When former NFL quarterback Colin Kaepernick first took a knee during the national anthem in 2016, something snapped in the cultural landscape.
The act proved to be a flash point, sharply dividing Americans along two distinct battle lines. One side defended Kaepernick as a hero, bravely standing against a racist system oppressing minorities. The other viewed the act as a form of disrespect toward the country that gave him so much.
Kaepernick would not be the last athlete to attempt to use his or her celebrity status to push a political agenda. Soccer star Megan Rapinoe has dedicated herself to crusading for “equal pay” for women, the underlying premise of which Heritage Foundation experts have proven to be false. NBA star LeBron James is now a pundit on everything from China to racism.
According to a new poll, all this political posturing and preaching is starting to have actual consequences for professional sports.
Yahoo News and YouGov report that nearly 35% of Americans have started to watch less sports expressly due to woke social justice messaging.
It turns out people don’t like being lectured while they watch football, basketball, or other sports.
In the past, sports acted as a place for people to come together.
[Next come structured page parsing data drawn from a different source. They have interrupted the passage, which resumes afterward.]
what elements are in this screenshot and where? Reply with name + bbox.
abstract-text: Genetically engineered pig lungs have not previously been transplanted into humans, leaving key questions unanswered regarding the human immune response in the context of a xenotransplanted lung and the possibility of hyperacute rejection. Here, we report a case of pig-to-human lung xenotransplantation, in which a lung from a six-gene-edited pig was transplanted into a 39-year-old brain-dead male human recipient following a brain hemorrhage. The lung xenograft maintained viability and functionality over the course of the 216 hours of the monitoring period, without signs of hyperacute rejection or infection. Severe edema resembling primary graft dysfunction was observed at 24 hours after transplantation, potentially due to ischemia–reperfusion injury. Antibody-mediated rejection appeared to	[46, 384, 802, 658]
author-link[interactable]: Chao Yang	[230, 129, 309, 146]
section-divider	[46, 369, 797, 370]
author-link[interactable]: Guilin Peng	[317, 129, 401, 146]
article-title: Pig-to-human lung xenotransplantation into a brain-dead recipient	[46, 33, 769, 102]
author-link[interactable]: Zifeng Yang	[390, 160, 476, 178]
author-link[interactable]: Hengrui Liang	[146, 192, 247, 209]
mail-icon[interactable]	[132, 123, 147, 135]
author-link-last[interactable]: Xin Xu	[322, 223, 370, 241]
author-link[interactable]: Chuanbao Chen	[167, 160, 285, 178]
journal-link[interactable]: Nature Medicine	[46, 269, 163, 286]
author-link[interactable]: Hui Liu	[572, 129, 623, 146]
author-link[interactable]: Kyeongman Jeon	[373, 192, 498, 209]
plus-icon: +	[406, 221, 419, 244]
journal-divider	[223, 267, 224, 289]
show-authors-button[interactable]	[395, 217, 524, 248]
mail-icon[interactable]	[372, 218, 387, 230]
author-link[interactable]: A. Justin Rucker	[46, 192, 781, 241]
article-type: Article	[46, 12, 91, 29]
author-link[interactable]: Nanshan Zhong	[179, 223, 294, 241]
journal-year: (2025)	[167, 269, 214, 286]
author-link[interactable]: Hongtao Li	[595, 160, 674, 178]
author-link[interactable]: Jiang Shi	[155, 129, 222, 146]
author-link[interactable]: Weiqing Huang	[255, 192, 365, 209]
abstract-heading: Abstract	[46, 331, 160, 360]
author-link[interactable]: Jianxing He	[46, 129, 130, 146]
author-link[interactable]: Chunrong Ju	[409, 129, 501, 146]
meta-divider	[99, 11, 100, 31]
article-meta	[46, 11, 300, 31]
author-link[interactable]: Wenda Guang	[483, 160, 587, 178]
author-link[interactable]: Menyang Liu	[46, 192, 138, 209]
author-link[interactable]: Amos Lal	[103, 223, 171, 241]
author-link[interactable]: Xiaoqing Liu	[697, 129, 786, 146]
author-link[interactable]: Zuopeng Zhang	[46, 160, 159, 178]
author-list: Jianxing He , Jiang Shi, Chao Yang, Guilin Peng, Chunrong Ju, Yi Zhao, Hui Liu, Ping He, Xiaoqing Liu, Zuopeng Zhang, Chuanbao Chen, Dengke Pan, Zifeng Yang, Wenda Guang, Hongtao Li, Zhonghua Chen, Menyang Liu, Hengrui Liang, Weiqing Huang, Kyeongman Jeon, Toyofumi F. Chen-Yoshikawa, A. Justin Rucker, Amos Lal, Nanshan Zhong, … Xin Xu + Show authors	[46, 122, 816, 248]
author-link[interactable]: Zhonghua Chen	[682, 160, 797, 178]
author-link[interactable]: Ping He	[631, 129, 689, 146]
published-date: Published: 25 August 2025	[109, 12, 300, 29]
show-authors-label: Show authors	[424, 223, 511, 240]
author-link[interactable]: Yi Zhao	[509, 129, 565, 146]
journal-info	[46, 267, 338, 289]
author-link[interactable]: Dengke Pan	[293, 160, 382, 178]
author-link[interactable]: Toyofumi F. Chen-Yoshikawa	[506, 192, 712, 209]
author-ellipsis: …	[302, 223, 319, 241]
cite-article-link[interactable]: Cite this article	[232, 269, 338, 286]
Liberals and conservatives could unite over their shared love for a game, or cheer for their favorite team, regardless of political affiliation.
But as the left continues to corrupt each facet of American public life, professional sports have become yet another battlefield in the ongoing culture wars.
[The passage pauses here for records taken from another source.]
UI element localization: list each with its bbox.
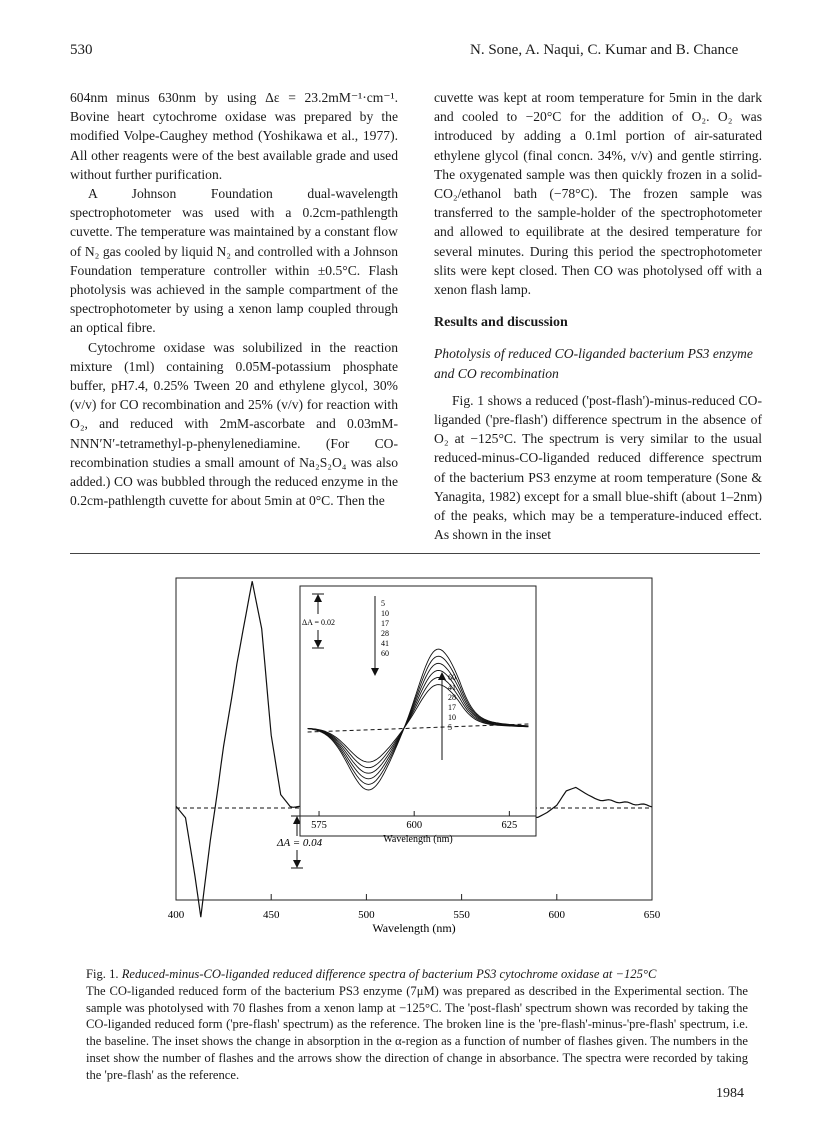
paragraph: 604nm minus 630nm by using Δε = 23.2mM⁻¹·cm⁻¹. Bovine heart cytochrome oxidase was prepared by the modified Volpe-Caughey method (Yoshikawa et al., 1977). All other reagents were of the best available grade and used without further purification. [70, 90, 398, 182]
flash-count-label: 60 [448, 673, 456, 682]
caption-title: Reduced-minus-CO-liganded reduced difference spectra of bacterium PS3 cytochrome oxidase at −125°C [121, 967, 657, 981]
paragraph: Cytochrome oxidase was solubilized in the reaction mixture (1ml) containing 0.05M-potassium phosphate buffer, pH7.4, 0.25% Tween 20 and ethylene glycol, 30% (v/v) for CO recombination and 25% (v/v) for reaction with O₂, and reduced with 2mM-ascorbate and 0.03mM-NNN′N′-tetramethyl-p-phenylenediamine. (For CO-recombination studies a small amount of Na₂S₂O₄ was also added.) CO was bubbled through the reduced enzyme in the 0.2cm-pathlength cuvette for about 5min at 0°C. Then the [70, 339, 398, 509]
flash-count-label: 10 [381, 609, 389, 618]
x-axis-ticks [176, 894, 652, 900]
inset-x-tick-label: 600 [406, 820, 423, 831]
paragraph: cuvette was kept at room temperature for 5min in the dark and cooled to −20°C for the addition of O₂. O₂ was introduced by adding a 0.1ml portion of air-saturated ethylene glycol (final concn. 34%, v/v) and gentle stirring. The oxygenated sample was then quickly frozen in a solid-CO₂/ethanol bath (−78°C). The frozen sample was transferred to the sample-holder of the spectrophotometer and allowed to equilibrate at the desired temperature for several minutes. During this period the spectrophotometer slits were kept closed. Then CO was photolysed off with a xenon flash lamp. [434, 90, 762, 298]
flash-count-label: 5 [448, 723, 452, 732]
flash-count-label: 10 [448, 713, 456, 722]
inset-x-tick-label: 575 [311, 820, 327, 831]
flash-count-label: 5 [381, 599, 385, 608]
caption-label: Fig. 1. [86, 967, 119, 981]
inset-frame [300, 586, 536, 836]
figure-caption [86, 966, 748, 1084]
flash-count-label: 41 [381, 639, 389, 648]
caption-body: The CO-liganded reduced form of the bacterium PS3 enzyme (7μM) was prepared as described in the Experimental section. The sample was photolysed with 70 flashes from a xenon lamp at −125°C. The 'post-flash' spectrum shown was recorded by taking the CO-liganded reduced form ('pre-flash' spectrum) as the reference. The broken line is the 'pre-flash'-minus-'pre-flash' spectrum, i.e. the baseline. The inset shows the change in absorption in the α-region as a function of number of flashes given. The numbers in the inset show the number of flashes and the arrows show the direction of change in absorbance. The spectra were recorded by taking the 'pre-flash' as the reference. [86, 983, 748, 1082]
x-tick-label: 450 [262, 909, 280, 921]
flash-count-label: 28 [448, 693, 456, 702]
right-column [434, 88, 762, 544]
inset-x-tick-label: 625 [501, 820, 518, 831]
footer-year: 1984 [716, 1086, 744, 1101]
flash-count-label: 17 [381, 619, 389, 628]
x-tick-label: 500 [358, 909, 375, 921]
inset-x-axis-label: Wavelength (nm) [383, 834, 453, 845]
x-tick-label: 650 [643, 909, 661, 921]
section-heading: Results and discussion [434, 315, 568, 331]
x-axis-label: Wavelength (nm) [372, 921, 456, 935]
running-head-authors: N. Sone, A. Naqui, C. Kumar and B. Chance [470, 42, 739, 58]
main-scale-label: ΔA = 0.04 [277, 837, 323, 849]
x-tick-label: 550 [453, 909, 470, 921]
flash-count-label: 60 [381, 649, 389, 658]
flash-count-label: 28 [381, 629, 389, 638]
inset-scale-label: ΔA = 0.02 [302, 618, 335, 627]
paragraph: A Johnson Foundation dual-wavelength spectrophotometer was used with a 0.2cm-pathlength cuvette. The temperature was maintained by a constant flow of N₂ gas cooled by liquid N₂ and controlled with a Johnson Foundation temperature controller within ±0.5°C. Flash photolysis was achieved in the sample compartment of the spectrophotometer by using a xenon lamp coupled through an optical fibre. [70, 186, 398, 336]
page-number: 530 [70, 42, 93, 58]
figure-separator [70, 553, 760, 554]
flash-count-label: 41 [448, 683, 456, 692]
subsection-heading: Photolysis of reduced CO-liganded bacterium PS3 enzyme and CO recombination [434, 346, 753, 381]
flash-count-label: 17 [448, 703, 456, 712]
x-tick-label: 600 [548, 909, 566, 921]
figure-1 [160, 570, 670, 960]
paragraph: Fig. 1 shows a reduced ('post-flash')-minus-reduced CO-liganded ('pre-flash') difference spectrum in the absence of O₂ at −125°C. The spectrum is very similar to the usual reduced-minus-CO-liganded reduced difference spectrum of the bacterium PS3 enzyme at room temperature (Sone & Yanagita, 1982) except for a small blue-shift (about 1–2nm) of the peaks, which may be a temperature-induced effect. As shown in the inset [434, 392, 762, 543]
x-tick-label: 400 [167, 909, 185, 921]
left-column [70, 88, 398, 510]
When Mark Cuban, owner of the NBA’s Dallas Mavericks, announced his intentions to stop playing the national anthem before home games, there was mass pushback from the right and big praise from the left.
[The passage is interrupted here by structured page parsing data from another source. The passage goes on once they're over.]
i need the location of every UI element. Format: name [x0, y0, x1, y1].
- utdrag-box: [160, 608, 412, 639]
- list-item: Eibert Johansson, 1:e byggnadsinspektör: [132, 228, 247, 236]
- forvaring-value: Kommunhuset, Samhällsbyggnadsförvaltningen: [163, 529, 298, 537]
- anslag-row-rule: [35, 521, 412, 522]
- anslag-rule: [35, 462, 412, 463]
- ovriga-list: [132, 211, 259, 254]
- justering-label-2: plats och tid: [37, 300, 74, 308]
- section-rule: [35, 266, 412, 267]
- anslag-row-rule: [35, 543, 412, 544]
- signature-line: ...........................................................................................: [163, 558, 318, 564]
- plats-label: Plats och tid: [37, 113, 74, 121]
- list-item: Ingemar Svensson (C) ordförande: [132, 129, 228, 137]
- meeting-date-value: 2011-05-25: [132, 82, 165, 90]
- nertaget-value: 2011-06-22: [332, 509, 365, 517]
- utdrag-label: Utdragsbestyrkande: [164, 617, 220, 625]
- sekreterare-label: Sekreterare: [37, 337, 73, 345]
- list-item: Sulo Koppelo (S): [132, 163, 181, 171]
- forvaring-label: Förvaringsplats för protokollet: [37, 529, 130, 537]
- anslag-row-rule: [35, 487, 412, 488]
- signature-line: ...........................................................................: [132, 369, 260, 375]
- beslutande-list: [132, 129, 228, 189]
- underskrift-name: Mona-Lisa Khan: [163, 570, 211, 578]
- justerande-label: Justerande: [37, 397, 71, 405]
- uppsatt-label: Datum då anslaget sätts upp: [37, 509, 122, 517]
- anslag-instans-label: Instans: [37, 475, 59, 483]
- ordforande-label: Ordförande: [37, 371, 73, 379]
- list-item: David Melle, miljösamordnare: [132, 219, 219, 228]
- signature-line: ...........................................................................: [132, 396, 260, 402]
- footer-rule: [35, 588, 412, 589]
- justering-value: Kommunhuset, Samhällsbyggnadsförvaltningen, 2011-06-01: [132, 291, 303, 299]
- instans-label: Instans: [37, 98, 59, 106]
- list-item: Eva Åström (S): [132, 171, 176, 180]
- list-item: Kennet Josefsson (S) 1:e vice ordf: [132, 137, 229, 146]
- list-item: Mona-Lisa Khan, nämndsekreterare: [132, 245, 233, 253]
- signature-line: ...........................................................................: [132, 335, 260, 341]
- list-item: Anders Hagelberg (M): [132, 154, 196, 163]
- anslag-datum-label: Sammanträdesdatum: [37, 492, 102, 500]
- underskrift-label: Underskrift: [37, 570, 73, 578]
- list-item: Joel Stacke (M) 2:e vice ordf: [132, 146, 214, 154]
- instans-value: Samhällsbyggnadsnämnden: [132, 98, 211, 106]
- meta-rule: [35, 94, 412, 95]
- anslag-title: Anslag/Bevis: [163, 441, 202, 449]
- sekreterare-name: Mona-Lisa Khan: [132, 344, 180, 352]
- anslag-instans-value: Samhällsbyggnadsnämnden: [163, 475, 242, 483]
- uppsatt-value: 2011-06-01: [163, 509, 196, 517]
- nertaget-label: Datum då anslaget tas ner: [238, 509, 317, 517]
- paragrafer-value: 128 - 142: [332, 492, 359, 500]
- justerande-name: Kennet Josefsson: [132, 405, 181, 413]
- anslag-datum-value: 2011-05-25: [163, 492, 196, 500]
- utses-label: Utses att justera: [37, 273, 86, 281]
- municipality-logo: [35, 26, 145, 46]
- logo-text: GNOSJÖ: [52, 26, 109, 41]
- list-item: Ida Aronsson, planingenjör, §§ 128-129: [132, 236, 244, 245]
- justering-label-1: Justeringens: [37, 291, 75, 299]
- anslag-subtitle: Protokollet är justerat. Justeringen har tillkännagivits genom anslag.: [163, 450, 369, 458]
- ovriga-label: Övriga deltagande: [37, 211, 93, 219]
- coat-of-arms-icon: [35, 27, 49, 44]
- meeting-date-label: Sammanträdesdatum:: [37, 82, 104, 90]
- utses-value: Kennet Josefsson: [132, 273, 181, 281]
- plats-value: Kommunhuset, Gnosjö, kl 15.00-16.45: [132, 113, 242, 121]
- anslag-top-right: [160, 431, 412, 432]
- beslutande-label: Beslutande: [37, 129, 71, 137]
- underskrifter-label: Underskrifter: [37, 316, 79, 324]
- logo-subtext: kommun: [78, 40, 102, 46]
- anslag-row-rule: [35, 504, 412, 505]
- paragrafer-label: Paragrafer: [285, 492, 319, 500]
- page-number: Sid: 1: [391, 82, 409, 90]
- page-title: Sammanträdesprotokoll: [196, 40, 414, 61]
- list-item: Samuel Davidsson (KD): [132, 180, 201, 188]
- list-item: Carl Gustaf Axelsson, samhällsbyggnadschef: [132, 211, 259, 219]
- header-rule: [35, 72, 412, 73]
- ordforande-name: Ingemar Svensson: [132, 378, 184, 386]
The national anthem, a song meant to unite the vast and disparate people of the country together under one banner, suddenly has become controversial.
The decision Friday by Major League Baseball to pull the All-Star Game out of Georgia to protest reforms to improve election integrity also shows how much sway the left holds over our culture.
Major League Baseball is virtue signaling by moving the game out of Atlanta based on faulty logic that the election reforms are a form of voter suppression, but then moving it to Denver, in Colorado, which also has voter ID laws, but which didn’t make headlines.
That’s not to say that sports cannot carry political messaging.
Jesse Owens, a black man, won four gold medals in the 1936 Olympic Games hosted by Hitler’s Nazi Germany in direct defiance of the evil race-based ideology driving the fascist state. The act was inherently political and unified Americans in their values.
Owens was American, not a Republican or a Democrat. That was all that mattered.
In a world already full of things that divide us, the loss of even a single square foot of common ground can be devastating.
But that Yahoo News/YouGov poll does bring a sense of hope.
As conservatives—and, just as likely, fatigued centrists—begin to express their dissatisfaction at the woke ideology in sports, there may be hope for other industries as well. Might we begin to see pushback at the woke scolds currently dominating Hollywood, the music and advertising industries, and more corporate boardrooms?
Legendary NBA player Michael Jordan was once asked why he wasn’t more vocal about his political views. His response? “Republicans buy shoes, too.”
As sports teams and their owners begin to reassess their strategies in response to a drop in viewership, that observation should serve as a guide. Conservatives are still here, and we still buy shoes.